The Gerreidae family has long been recognized, but classifications of its species have presented many challenges, as they are all morphologically similar. The Yellowfin mojarra, described in 1792, was one of the earliest genera established for this family and was originally marveled for its "distinguishing" features. As more species were discovered, the lines between species quickly blurred. Juvenile fish in this family were especially difficult to identify, and scientists at the time often lacked the resources to identify adult mojarras. Gerres Cinereus were often mistaken for Gerres olfersi, Gerres lineatus, and Gerres brasilianus because of their similar characteristics. In 1984, Matheson and McEachran reevaluated the family as a whole and clarified distinguishing features of Gerreidae species.
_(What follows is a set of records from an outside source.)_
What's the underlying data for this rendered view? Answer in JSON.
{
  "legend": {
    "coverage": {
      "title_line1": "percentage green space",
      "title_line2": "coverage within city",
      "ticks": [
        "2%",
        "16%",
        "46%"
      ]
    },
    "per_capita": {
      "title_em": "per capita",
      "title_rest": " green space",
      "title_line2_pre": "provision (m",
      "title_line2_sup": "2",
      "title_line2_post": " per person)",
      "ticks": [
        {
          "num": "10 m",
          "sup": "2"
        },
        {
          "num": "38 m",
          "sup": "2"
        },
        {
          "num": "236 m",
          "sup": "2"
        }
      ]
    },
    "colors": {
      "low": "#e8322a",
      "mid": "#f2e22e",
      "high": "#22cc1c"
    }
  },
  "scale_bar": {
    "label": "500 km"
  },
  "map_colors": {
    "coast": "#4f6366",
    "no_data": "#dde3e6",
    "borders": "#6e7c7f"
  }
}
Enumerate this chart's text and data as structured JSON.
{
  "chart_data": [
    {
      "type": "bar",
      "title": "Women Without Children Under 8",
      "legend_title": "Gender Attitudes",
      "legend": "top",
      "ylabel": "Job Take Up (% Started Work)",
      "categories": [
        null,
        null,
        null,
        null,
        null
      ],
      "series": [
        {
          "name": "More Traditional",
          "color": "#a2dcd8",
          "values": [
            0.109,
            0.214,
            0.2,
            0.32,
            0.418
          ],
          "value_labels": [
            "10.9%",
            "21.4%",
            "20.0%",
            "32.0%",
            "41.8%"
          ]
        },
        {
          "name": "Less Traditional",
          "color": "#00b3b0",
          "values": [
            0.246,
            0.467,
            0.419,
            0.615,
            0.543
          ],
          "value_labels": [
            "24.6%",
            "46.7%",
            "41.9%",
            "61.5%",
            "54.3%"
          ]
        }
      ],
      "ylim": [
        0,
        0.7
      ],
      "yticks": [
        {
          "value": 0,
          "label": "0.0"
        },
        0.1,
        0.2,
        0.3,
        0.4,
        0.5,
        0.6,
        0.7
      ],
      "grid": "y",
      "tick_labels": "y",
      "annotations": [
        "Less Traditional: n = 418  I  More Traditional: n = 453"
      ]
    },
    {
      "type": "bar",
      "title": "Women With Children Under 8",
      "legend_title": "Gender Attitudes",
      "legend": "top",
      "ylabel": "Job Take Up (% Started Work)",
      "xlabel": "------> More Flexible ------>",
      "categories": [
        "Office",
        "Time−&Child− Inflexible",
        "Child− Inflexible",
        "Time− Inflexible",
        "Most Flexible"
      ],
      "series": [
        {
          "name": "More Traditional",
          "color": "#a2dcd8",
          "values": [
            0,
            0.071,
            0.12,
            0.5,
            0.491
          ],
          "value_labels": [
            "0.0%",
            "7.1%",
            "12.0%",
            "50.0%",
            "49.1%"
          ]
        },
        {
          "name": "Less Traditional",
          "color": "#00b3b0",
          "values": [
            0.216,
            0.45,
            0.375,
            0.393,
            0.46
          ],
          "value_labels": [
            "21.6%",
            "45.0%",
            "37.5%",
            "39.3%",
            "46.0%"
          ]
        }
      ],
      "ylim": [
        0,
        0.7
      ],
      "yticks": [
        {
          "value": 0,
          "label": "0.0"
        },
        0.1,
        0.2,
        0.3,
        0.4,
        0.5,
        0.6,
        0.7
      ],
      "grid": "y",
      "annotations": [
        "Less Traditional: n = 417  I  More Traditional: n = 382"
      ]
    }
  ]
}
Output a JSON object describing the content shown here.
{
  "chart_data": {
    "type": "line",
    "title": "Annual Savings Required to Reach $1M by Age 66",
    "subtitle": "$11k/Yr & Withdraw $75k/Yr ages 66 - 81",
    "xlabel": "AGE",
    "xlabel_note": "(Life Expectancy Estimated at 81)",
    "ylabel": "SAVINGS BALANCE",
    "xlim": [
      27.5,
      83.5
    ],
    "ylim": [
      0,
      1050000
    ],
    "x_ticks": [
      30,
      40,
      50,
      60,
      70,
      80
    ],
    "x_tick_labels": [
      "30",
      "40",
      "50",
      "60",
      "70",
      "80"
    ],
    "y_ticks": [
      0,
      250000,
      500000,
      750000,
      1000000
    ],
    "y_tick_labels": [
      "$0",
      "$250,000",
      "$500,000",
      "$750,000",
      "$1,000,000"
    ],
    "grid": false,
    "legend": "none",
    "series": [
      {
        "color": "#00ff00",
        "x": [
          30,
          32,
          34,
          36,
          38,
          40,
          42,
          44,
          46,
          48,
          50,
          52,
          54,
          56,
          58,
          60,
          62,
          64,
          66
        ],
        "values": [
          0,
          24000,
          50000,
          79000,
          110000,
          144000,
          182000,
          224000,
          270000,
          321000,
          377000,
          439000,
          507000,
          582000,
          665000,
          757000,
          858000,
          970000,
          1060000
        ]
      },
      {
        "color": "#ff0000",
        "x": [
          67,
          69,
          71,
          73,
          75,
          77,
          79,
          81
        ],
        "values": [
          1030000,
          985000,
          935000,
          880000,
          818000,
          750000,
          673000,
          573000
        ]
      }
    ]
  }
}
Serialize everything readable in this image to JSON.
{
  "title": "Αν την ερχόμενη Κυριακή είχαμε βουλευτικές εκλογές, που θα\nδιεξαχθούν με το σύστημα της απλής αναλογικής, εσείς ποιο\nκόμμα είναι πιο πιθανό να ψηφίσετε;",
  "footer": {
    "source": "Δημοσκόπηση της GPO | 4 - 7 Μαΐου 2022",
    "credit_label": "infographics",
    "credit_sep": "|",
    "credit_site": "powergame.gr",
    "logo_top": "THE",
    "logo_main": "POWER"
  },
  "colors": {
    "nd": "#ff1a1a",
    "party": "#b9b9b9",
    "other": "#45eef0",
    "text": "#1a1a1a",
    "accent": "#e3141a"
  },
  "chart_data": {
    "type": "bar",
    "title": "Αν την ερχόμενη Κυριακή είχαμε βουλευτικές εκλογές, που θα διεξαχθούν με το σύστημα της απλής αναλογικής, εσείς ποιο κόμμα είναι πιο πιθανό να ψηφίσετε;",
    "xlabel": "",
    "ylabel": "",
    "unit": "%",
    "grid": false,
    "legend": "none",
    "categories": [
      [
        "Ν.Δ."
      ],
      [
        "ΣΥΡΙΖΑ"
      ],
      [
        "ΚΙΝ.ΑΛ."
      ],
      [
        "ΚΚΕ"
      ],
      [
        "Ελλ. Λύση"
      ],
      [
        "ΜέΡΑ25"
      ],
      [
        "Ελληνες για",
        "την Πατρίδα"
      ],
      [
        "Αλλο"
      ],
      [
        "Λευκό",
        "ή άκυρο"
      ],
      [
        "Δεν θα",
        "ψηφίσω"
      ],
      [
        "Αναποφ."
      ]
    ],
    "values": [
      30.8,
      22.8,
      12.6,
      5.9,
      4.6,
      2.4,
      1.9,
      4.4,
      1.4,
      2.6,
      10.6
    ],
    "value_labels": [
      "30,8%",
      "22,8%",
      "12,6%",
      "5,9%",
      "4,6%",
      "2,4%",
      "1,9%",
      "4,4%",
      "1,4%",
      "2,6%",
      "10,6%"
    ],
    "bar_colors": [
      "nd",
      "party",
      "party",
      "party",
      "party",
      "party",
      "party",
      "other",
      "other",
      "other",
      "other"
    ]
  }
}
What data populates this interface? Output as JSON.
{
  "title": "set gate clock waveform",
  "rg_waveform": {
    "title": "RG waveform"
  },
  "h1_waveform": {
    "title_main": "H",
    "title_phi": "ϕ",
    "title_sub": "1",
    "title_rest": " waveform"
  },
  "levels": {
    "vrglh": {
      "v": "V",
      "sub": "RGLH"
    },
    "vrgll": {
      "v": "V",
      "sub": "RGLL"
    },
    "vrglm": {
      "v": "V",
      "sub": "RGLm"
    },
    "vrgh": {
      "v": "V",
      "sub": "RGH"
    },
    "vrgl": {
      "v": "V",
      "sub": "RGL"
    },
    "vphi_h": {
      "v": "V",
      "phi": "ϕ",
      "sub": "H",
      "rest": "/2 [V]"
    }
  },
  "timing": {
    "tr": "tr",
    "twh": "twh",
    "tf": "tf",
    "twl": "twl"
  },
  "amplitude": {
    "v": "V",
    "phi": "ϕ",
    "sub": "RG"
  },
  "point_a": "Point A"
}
Today, the urohyal bone, a part of the mandibular skeleton, can be used to help distinguish the different species. The shape, size, and metrics of this critical open-closing mouth mechanism are all crucial in differentiation. Morphometric variation from urohyal bones can distinguish Gerres species with 92% accuracy. In addition to urohyal bone structures, the Yellowfin mojarra can be distinguished from other species because of its unique dorsal fin and spines. Their elongated dorsal profile and narrow caudal peduncle differ from other species, like Eugerres which have more robust bodies. They are the only members of this genus that can be separated easily using these traits. Yet, even with this information, intraspecific variation and overlapping morphologies still prove difficult when distinguishing taxonomy.